The downturn in Germany’s critical manufacturing sector has deepened dramatically in September, dragging its wider economic activity to the lowest level since the depths of the eurozone crisis, according to a key survey of business executives.
The purchasing managers’ index for manufacturing fell to 41.4 in September, from 43.5 the previous month, slumping to its lowest level since mid-2009. The figures, produced by data firm IHS Markit, offer a closely watched snapshot into private sector activity.
The euro fell 0.4 per cent against the dollar following the release of the data, which cast fresh doubt over the health of the German economy that has been buffeted by slowing global growth and simmering trade tensions and is on the brink of a recession.
“The manufacturing numbers are simply awful. All the uncertainty around trade wars, the outlook for the car industry and Brexit are paralysing order books,” said IHS Markit’s principal economist Phil Smith.
The figures released on Monday morning also showed the economic malaise has bled into the services sector, where growth lost momentum and the PMI reading fell to a nine-month low of 52.5.
The overall composite PMI fell to 49.1 from 51.7, indicating economic contraction as it fell below the 50 mark which separates expansion from contraction. September marks the lowest reading since October 2012 and the first reading below the 50 threshold since April 2013, while the rate of decline was the steepest in almost seven years.
On its current trajectory, the German economy might not see any growth before the end of 2019, Mr Smith added.
IHS’s data for the wider eurozone showed the bloc’s economy is close to stalling, as a slower service sector expansion adds to the long-running manufacturing woes.
The manufacturing PMI for the eurozone came in at 45.6, worse than economists polled by Reuters had expected, leaving the composite PMI at a 75-month low of 50.4.
“The eurozone economy is close to stalling as a deepening manufacturing downturn shows further signs of spreading to the services sector,” said Chris Williamson, chief business economist at IHS.
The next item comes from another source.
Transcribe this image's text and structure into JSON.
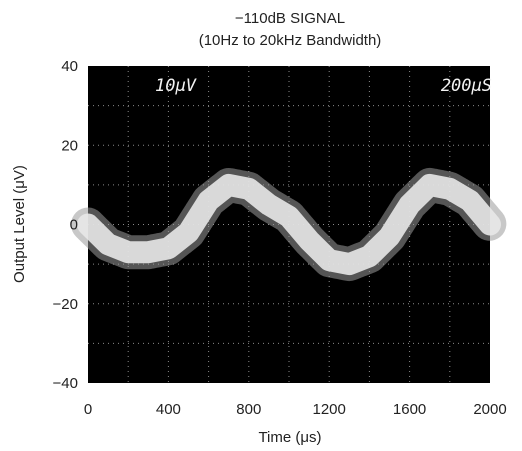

Jack Allen-Reynolds, senior Europe economist at Capital Economics, added: “with the eurozone’s manufacturing sector in the doldrums and services activity starting to lose pace, there is little reason to think that GDP growth will pick up as the European Central Bank and the consensus forecasts assume.”
French private sector economic activity grew more slowly than forecast in September, as its manufacturing sector was hit by a fall in export business.
The manufacturing PMI fell to 50.3, while services was at a four-month low of 51.6.
France’s manufacturing sector has been a comparative bright spot in Europe but has still been stuttering just above the 50 line that separates expansion from contraction. But as exports only account for around 30 per cent of the French economy, the country has held up better than Germany.